Сыро и холодно. Ее трясет.
Снаружи хлещет дождь. Небо рассекают пугающие молнии. Ночь обволакивает слякотью, затягивая в голодную дремоту.
В клетке с полом из гнилых досок – такие же укрывают ее от ливня сверху – она лежит, уткнув нос в вытянутые лапы. Клетка не заперта, но вольер – да.
Рядом, в соседней конуре, тяжело хрипит кабан. Накануне ему отрезали копыта, заменив их неуклюжими протезами, и вырвали клыки. Еще она слышит постанывания молодых волков и скулеж лисы.
Там, за внешней изгородью, под навесом хижины стоит начальник лагеря странствующих артистов. Он выпускает густой, горько пахнущий дым. Под укрытием крыльца место только для одного. Лекарь, что проводит все операции над животными, сутулится в двух шагах от начальника под неустанным дождем и раболепно месит калошами грязь.
Они уже довольно долго о чем-то беседуют. Интонация речи окрашенными волнами достигает ее слуха.
К ним подходит кто-то из охраны. Тот, что прихрамывает и постоянно жует корку хлеба.
– Там один из местных к волкам просится…
– Сейчас?! – Начальник рассержен. – Зачем?
– На спор что ли…
– Пусть подождет. – Поворачивается к лекарю: – Ну, рассказывай, что придумал.
Она следит за ними оставшимся невредимым глазом. Бочина ноет тупой болью, голова раскалывается так, словно попала в узкий пролет между двух стволов да там и застряла.
– Можно удалить часть плоти рта и вставить специальную растяжку.
– Зачем?
– Так они смогут разевать свои пасти еще больше.
– Думаешь, это смешно?
Врач мнется.
– Слушай, мы зарабатываем, когда люди чувствуют свое превосходство над дикими животными. Все твои устройства в последнее время не прибавляют нам публики. Да, поначалу это было им интересно, это что-то новое, свежее. Но твои штуки не должны калечить животных вместо людей, они просто должны придавать гаденышам более грозный вид. Публика сама обожает калечить зверье!
Мне нравится как ты поработал над той волчицей… Как ты ее называешь… Мусанга?
Она вздрагивает, услышав слово, которым лекарь да и многие из артистов зовут ее.
– Глаз очень эффектно вышел. Вот об этом я и говорю. Люди видят в ней еще большую опасность, чем она из себя представляет.
– Вот к ней-то и просится… – боязливо вставляет промокший охранник.
– Кто?
– Охотник бывший…
– Бывших не бывает.
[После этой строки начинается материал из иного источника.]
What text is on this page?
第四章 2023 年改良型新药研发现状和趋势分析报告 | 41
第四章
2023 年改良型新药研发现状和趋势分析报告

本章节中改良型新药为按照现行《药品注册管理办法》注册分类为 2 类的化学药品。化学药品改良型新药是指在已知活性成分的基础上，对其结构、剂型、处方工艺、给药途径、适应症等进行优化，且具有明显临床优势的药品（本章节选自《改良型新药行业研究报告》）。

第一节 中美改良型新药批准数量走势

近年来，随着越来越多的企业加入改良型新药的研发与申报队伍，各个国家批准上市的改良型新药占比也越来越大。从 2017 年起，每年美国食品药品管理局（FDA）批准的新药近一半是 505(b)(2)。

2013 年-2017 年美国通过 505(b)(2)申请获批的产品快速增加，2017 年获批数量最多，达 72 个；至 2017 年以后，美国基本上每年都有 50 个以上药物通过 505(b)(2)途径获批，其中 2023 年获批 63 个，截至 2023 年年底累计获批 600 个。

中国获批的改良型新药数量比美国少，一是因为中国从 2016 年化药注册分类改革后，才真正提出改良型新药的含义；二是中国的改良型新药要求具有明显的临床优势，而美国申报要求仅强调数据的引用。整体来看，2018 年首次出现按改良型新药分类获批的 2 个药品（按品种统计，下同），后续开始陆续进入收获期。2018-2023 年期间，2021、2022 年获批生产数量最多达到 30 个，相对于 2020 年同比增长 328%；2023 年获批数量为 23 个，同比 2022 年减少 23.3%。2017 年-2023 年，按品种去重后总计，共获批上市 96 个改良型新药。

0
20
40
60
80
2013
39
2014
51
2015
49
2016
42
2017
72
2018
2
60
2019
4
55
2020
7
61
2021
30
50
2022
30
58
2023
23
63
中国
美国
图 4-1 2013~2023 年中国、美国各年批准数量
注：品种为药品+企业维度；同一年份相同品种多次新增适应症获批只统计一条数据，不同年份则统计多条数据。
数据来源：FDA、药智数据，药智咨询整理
Понимаю… Глупость за окном, а у них свербит в одном месте, нервишки-то шалят. Зов камней слышен еще до того, как первый вспыхнет в небе. И чем же платить он собирается за такую исключительную услугу?
– Гвиртом.
– Ого! Он пьяный что ли? Обычная плата за подобное – пять серебром, а гвирт оценивается… во сколько – двадцать, двадцать пять?
– Еле на ногах держится.
– Тут что-то нечисто… Последи за ним. А Мусанга? Она в какой форме?
– Ее не кормили уже несколько дней. Еле хватает сил выбраться из конуры, чтобы развлечь народ. Вчера в нее пару раз швырнули чем-то. Похоже, ребро сломано.
– Залатаешь?
Врач бормочет что-то с обидой.
– Ну, пусть войдет. Но близко к ней не подпускай! Погладить, зубы потрогать – этого вот не надо. Дикий зверь все-таки. А завтра похлебки ей дайте, а то окочурится наш гвоздь программы.